暫くすると、文は一枚の新聞を持って戻ってきた。
「お待たせしました。これが今日の夕刊です。」
「ありがとうございます。」
私はそれを眺めた
「博麗の巫女と魔法使い またまた大手柄!」という見出しだった。
本文を読むと、今回の事件の概要が書かれていた。そして最後に、犯人についての記述があった。そこにはこうあった。

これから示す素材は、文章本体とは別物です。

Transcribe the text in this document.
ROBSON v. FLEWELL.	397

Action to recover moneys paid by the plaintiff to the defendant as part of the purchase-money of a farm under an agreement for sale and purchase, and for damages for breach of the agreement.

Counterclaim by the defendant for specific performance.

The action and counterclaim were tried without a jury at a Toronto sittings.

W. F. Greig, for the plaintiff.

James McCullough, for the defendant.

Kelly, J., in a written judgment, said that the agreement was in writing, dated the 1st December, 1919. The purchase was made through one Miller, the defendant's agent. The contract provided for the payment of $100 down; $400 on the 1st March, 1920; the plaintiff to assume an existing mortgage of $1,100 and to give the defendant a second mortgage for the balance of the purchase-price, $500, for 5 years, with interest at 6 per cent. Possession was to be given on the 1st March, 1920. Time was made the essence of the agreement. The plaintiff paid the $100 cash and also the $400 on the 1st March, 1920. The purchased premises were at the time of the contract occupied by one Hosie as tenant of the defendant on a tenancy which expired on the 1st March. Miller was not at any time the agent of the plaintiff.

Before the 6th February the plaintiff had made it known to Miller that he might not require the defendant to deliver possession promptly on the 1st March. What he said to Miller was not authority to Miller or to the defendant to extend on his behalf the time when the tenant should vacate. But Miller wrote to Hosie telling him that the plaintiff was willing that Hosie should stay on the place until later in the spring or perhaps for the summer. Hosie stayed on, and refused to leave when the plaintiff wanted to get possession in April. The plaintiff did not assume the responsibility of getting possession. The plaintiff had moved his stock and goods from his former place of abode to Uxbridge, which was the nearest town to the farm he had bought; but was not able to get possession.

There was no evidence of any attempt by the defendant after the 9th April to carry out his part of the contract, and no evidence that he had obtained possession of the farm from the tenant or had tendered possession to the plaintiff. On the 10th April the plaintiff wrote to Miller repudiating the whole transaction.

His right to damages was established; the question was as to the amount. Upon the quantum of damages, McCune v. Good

「犯人は、元人間の妖怪である。動機は復讐と思われる。」と書かれていた。
そうか……やっぱり、あの時私を襲った妖怪は、復讐の為にやったのか……。
私は少し悲しくなった。
宴会の後片付けをしている最中、私は魔理沙に声をかけた。
「ねえ、魔理沙。」
「ん?どした?」
「ちょっと、散歩しない?」
「おう!いいぜ!」と言って魔理沙は箒にまたがった。
神社の裏手にある草原に私たちは向かった。
「綺麗だな。」と言って魔理沙は夜空を見上げた。
「本当ね……」と私も同意する。
「あの星の向こうには、一体何があるのかしら。」と私が言うと、魔理沙が答えた。
「きっと宇宙だよ。」
「そうね。いつか行ってみたいわね。」
「そうだな。」と言って魔理沙は黙った。
沈黙の時間が流れる。この時間がずっと続けば良いと思っていた。
翌朝、私は幻想駅に向かった。
「あの、今までお世話になりました。またちょくちょく遊びに来ます!」と私は魔理沙に挨拶をした。
「おう!いつでも待ってるぜ」と魔理沙が言った。
「それでは失礼いたします!」
私はホームに上がってきた。
「まもなく8番線に、上野東京ライン高崎線直通、普通籠原行きが参ります。危ないですから、黄色い点字ブロックまでお下がりください。この電車は、15両です。グリーン車は4号車と5号車…」
こうして私は幻想市を後にした。
電車の中で、私は魔理沙からもらった「大吟味」を呑んで過ごしていた。
トンネルの向こう側は、いつもの景色だった。見慣れた空、山。だが、前までの自分とは、何か違う気がした。私の心の中には、魔理沙がいた。
「あぁ、恋ってこういうことなのかなぁ。」と思った。
そして、私にとって初めての恋は終わった。でも、これから先、まだまだたくさんの恋をするだろう。その度に、今の気持ちを思い出したいと思う。さようなら、幻想市。さようなら、初恋。私は、住み慣れたあの街へ……
私は、次の目的地へと向かっていた。
「次は……宮原かぁ。」
私は、宮原駅で下車して、何か吹っ切れたように家路についた。
玄関を開けて叫ぶ「ただいま」の一声。奥からは、聞き覚えのある家族の声がした。